Réponse de le 05/02/2013 à 13:47 :
non, un salarié peut avoir le régime de son pays d'origine, je connais un entrepreneur qui justement m'explique qu'il est de plus en plus concurrencé par des réponses avec salaires polonais. Quand au taux de chômage en allemagne, il est très inférieur au notre et l'apprentissage allemand est tés en avance sur notre idéologie à forcer tout le monde au bac, quitte à revoir la notation pour que tout le monde soit reçu, et baisse de niveau à la clé et des élèves qui s?ennuient et perdent leur temps
a écrit le 05/02/2013 à 12:42 :
on a 500 000 emplois non pourvus en raison d'un système de chomage trop généreux, il faut prendre des espagnols et baisser les indemnisations, chacun assume ses choix, pas sur le dos de la société !!!
a écrit le 05/02/2013 à 9:43 :
Je connais des thailandais qui viennent travailler jusqu'en allemagne et aux pays bas pour du travail saisonnier, faute d'indémnités chômage n'existant pas chez eux !
a écrit le 05/02/2013 à 9:32 :
le STO pour ces pauvres espagnols, finalement la crise en Espagne a du bon pour l'Allemagne qui peut se servir en main d'oeuvre.

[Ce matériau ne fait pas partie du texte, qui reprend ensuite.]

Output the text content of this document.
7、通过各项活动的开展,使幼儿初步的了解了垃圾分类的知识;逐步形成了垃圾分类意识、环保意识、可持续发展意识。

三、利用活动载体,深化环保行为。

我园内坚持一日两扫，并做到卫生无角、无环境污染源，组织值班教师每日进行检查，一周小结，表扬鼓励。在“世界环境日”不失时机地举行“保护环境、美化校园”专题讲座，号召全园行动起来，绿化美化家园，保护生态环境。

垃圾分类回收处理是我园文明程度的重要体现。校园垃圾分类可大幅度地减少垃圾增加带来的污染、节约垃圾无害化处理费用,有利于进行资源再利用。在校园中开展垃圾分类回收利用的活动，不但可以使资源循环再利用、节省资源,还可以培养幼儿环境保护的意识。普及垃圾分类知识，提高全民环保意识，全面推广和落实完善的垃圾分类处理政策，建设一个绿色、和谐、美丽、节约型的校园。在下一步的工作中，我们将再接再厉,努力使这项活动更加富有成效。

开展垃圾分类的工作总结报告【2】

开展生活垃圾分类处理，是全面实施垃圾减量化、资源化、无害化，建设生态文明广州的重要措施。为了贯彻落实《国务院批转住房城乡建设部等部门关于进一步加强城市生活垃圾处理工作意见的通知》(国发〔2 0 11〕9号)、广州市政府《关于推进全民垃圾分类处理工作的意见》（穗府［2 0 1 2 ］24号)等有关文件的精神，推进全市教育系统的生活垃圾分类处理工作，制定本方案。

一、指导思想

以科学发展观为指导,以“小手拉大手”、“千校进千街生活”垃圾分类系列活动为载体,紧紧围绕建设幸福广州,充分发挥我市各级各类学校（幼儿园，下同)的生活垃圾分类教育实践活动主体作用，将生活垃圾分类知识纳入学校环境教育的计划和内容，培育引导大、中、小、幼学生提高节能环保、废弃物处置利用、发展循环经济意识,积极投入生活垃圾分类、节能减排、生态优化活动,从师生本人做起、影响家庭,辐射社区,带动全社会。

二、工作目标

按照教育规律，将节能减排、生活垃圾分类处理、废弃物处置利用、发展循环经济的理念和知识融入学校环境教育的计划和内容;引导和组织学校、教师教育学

Sinon les travailleurs africains ne l?intéresse pas ?
Réponse de le 05/02/2013 à 9:59 :
pour info le STO c etait obligatoire
La on fuit son pays car on n y a pas d avenir
Mais ne soyez pas jaloux, ca va bientot etre le cas de la France: nous aussi on a investi dans le parpaing, c est une question de temps avant que la bulle immo explose et comme l industrie francaise n est pas au top, ca va faire mal
a écrit le 05/02/2013 à 9:10 :
ça RATISSE LARGE ! à tout prix....
a écrit le 04/02/2013 à 23:08 :
Ah bon l'Allemagne va embaucher des faignants du Sud ... la pauvre ...Ceci dit elle prend les plus qualifiés , éduqués par cet état obèse qui doit engager des reformes structurelles dont la réduction drastique des budgets de l'éducation ... Il ne faut pas que la demande de salariés Espagnols qualifiés en Allemagne dur, car bientôt l'état Espagnol ne pourra plus les former.
Réponse de le 05/02/2013 à 0:46 :
@ahbon: commentaire désuet, franchement qui pourrait croire que sur des millions de chômeurs, y a que des fainéants ?? Faut s'attaquer aux vrais problèmes, à savoir l'incompétence et la malhonnêteté des dirigeants et pas à ceux qui subissent, mais évidemment, c'est plus facile de faire face à mémé du palier qu'à une compagnie de CRS :-)
Réponse de le 05/02/2013 à 9:11 :
...Pour la mémé "du palier et CRS, vous vous répétez, mon cher !
a écrit le 04/02/2013 à 22:01 :
L'émergence d'un marché du travail européen? Un peu comme dans les années 30 où les agriculteurs du Midwest partaient émigrer en Californie pour trouver du boulot.
a écrit le 04/02/2013 à 20:12 :
Bravo, parce qu'avec 420 millions d'habitants en Europe, faut pas venir nous dire qu'on a besoin des illégaux pour trouver des gens compétents !!!
Réponse de le 05/02/2013 à 6:55 :
On a besoin des illégaux non pour trouver des gens compétents - ça personne ne l'a dit - puisque les illégaux sont sans doute fréquemment peu dîplomés. On a besoin des illégaux pour soit baisser le coût du travail, soit faire le travail que les nationaux, biberonnés aux allocations en tout genre même voire surtout s'ils ne travaillent pas, ne veulent pas faire (restauration, BTP).
Réponse de le 05/02/2013 à 9:16 :
les allocataires biberonnés aux allocs, s'ils étaient mieux payés pour =restaur&BTP, travaux difficiles vous en conviendrez, sinon on a affaire à de la mauvaise foi,ils iraient bosser...mais, on veut les faire travailler pour une poignée de figues, la "carotte", vous connaissez? il n'y en a plus, à présent faut travailler pour pas grand chose, alors, NON ! pas d'accord !! allez y, si ça vous interesse, lorsque vous aurez palpé le salaire, on pourra en reparler ! bonne journée!